Often, these leaders forged their grit and decision-making capability during what management guru Warren Bennis calls "crucible experiences," pivotal events that crystallize leaders' thinking and unleashing their abilities, making them realize they can rally people behine them. "Everyone has a crucible experience sometime in life, but only great leaders learn from them, rather than just having the experience and moving on," say Chowdhury. Often, these crucible experiences involve loss or suffering, the kind of event that helps leaders relate to employees. Collins notes that Ulysses S. Grant's own battles with alcoholism helped him understand some of his soldiers' personal failings, making him a fairer and more understanding leader. What's more, Grant's own problems and his willingness to acknowledge his weaknesses made him human to his soldiers.

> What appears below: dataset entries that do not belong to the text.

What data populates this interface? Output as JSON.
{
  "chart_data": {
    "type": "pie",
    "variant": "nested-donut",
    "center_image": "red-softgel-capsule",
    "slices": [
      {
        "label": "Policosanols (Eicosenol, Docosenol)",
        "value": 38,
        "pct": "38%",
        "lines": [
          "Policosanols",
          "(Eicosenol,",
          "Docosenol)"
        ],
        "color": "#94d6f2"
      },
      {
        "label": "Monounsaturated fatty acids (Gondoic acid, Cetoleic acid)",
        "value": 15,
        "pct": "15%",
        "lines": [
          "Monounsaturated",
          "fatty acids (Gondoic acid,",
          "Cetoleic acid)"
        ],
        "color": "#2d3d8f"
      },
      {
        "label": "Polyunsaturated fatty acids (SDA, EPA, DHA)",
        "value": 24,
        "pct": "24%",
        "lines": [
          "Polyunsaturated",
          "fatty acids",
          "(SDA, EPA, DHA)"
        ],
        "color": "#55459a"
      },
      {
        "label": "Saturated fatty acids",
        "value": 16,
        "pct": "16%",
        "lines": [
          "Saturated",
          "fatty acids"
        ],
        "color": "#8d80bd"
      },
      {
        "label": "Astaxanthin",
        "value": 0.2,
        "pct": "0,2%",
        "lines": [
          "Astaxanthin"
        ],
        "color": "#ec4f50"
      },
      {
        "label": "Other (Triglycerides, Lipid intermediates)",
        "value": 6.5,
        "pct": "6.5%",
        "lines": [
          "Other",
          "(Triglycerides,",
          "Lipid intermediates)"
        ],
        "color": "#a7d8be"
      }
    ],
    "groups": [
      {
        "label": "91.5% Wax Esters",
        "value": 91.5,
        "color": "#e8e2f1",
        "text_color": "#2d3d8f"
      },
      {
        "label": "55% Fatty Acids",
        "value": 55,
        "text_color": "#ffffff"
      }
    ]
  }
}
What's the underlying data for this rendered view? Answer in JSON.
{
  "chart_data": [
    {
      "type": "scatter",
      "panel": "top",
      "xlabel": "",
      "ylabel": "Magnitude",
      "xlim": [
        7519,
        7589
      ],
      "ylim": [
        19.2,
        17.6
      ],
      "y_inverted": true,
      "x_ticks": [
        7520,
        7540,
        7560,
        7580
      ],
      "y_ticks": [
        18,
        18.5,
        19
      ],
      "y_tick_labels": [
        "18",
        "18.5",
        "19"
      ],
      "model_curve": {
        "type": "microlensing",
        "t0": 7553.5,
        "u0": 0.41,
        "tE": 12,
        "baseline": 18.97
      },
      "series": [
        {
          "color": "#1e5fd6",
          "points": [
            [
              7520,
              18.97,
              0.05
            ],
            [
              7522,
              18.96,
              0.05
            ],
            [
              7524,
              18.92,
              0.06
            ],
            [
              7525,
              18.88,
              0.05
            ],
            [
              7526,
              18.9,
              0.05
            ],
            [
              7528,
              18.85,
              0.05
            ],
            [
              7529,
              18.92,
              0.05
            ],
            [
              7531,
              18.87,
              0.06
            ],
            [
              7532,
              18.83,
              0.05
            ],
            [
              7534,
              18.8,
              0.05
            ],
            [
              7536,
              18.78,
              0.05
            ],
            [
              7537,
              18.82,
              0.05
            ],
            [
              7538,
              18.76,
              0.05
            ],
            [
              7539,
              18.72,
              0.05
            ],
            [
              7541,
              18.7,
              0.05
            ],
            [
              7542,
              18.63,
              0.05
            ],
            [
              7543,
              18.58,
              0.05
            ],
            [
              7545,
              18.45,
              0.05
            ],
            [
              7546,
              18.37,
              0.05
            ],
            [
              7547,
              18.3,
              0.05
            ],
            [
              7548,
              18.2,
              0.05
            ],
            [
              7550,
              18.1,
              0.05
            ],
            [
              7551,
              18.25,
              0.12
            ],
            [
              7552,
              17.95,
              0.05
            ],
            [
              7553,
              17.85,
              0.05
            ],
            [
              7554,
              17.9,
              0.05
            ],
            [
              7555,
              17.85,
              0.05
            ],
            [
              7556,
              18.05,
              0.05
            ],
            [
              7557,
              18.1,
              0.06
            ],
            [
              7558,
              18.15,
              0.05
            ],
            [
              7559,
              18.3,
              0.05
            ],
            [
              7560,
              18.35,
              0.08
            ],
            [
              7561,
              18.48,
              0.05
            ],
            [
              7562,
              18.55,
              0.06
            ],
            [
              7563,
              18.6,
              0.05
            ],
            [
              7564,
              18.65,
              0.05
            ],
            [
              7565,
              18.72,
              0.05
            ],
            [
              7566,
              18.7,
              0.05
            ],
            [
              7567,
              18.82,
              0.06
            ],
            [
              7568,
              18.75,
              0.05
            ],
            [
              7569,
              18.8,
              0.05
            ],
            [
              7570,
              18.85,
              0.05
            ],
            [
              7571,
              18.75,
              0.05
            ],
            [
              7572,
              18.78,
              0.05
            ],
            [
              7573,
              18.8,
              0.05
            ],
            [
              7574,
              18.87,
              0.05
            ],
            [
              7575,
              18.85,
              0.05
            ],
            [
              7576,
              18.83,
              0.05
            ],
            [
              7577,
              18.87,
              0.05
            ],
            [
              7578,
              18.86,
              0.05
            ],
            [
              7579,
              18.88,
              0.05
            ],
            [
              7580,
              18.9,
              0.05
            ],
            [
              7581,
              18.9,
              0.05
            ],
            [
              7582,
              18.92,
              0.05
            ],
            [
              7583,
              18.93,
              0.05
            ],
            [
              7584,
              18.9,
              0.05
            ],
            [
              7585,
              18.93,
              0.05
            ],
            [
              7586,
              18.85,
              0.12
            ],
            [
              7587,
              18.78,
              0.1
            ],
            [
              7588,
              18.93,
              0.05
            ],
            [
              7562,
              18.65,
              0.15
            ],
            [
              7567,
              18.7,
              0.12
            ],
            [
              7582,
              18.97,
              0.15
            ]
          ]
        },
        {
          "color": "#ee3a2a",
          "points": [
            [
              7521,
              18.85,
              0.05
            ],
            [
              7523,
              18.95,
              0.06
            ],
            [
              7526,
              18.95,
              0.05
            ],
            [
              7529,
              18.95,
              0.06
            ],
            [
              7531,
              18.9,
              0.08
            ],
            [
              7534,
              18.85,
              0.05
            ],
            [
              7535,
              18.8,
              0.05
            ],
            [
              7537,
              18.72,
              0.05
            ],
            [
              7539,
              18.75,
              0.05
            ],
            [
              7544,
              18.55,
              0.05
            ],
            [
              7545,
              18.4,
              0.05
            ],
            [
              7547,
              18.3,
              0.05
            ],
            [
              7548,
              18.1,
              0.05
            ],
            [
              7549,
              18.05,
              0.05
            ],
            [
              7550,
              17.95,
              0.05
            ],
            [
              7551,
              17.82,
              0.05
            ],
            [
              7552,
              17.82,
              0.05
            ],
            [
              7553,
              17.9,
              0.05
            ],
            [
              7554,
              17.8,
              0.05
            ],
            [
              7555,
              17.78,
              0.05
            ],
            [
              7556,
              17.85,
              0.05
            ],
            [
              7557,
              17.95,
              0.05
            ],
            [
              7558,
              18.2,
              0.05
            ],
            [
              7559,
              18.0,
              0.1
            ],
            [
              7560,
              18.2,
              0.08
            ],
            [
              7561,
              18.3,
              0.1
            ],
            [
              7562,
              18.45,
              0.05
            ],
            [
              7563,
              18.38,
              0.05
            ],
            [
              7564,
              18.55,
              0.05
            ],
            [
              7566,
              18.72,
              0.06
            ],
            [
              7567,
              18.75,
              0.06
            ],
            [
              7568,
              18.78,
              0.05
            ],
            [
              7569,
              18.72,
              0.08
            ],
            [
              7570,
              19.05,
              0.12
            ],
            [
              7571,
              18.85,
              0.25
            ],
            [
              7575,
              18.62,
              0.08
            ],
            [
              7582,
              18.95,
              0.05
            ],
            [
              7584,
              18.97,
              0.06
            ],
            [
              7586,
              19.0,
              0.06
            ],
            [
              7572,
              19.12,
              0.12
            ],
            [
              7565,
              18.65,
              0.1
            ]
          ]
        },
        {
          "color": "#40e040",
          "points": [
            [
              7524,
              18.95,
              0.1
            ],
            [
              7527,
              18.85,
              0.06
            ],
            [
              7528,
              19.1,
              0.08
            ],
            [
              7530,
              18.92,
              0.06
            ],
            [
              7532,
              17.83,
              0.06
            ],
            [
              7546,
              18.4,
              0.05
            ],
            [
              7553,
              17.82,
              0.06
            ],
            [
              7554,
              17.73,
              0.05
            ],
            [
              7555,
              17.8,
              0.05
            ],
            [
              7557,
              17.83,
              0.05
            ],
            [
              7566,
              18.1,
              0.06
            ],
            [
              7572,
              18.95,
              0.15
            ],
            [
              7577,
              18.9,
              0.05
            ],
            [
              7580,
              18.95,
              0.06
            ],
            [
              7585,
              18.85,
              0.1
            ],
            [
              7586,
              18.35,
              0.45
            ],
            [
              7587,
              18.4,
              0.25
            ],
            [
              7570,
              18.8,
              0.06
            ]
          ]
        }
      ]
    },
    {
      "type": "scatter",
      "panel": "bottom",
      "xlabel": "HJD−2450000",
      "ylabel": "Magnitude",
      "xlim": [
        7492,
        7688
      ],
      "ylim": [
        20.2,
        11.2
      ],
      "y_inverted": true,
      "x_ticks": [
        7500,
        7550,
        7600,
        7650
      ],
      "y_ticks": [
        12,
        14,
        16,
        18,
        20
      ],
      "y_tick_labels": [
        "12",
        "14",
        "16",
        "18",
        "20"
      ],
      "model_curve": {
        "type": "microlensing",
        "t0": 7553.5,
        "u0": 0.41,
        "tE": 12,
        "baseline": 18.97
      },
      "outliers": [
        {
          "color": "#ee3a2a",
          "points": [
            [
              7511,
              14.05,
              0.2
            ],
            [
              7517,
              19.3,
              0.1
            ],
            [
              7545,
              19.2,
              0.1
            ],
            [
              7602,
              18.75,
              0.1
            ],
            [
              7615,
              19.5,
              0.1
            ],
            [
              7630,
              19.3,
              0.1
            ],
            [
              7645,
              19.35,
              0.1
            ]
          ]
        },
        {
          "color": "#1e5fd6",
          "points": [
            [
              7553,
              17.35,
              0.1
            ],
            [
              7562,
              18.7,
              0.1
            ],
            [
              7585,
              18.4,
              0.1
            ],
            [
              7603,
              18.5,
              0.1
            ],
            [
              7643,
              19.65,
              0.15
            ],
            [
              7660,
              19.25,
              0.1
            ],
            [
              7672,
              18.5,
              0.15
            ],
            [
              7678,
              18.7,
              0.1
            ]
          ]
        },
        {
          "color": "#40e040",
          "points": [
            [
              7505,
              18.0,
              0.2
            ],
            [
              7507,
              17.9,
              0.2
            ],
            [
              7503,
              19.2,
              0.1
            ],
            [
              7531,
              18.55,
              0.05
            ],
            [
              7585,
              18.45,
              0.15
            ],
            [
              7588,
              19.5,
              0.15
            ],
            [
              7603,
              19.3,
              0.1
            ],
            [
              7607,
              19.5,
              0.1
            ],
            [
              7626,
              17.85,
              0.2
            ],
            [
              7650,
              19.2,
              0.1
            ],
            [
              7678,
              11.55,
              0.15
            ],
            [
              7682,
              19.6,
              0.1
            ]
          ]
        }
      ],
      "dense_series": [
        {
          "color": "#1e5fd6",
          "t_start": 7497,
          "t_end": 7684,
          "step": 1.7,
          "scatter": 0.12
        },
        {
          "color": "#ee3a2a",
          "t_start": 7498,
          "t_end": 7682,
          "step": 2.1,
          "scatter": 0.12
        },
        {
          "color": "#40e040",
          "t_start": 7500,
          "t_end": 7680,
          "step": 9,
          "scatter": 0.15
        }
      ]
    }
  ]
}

Business schools are beginning to consider crucible experiences so important in shaping effective leaders that they are helping students face crucibles even before they graduate. Michael Useem, director of the Wharton Center for Leadership and Change, has begun taking MBA students on Himalayan treks, where the future entrepreneurs have the opportunity to push themselves to their physical and mental limits, making their senses more receptive to mini-crucible experiences. "Trekking near Everest and having to make decisions that could be life-or-death really drives home leadership concepts that can be hard to appreciate in class," says Useem.
These quieter, more connective leaders also may be more tolerant of failure, another factor crucial to successful leadership that's only now beginning to be discussed. "A great leader encourages his or her employees to innovate and to fail repeatedly so they will ultimately discover great things," says James Belasco, executive director of the Financial Times Knowledge Dialogue, an international panel of leadership experts. "He or she does that by readily admitting their own failures and talking about them openly."
Lipman-Blumen agrees: "In America, we love leaders who say 'I take responsibility for a failure; now let's move on.' but it's worthless to just move on." Instead, Lipman-Blumen says, successful leaders "talk about the failure and allow everyone to see they've made a mistake, and [they] learn from it."
Some of America's most successful executives have followed her advice. L.D. DeSimone, former CEO of 3M, the diversified technology company, frequently told employees that he had at first nixed the development of Thinsulate, which turned out to be one of 3M's bestselling products, an admission that made his staff more willing to try and fail. "The best leaders learn how to get to the top without going over the cliff," says Useem. "They learn how to fail without imploding, and when inaction, which is not valued highly enough in business culture, might be better than quick action."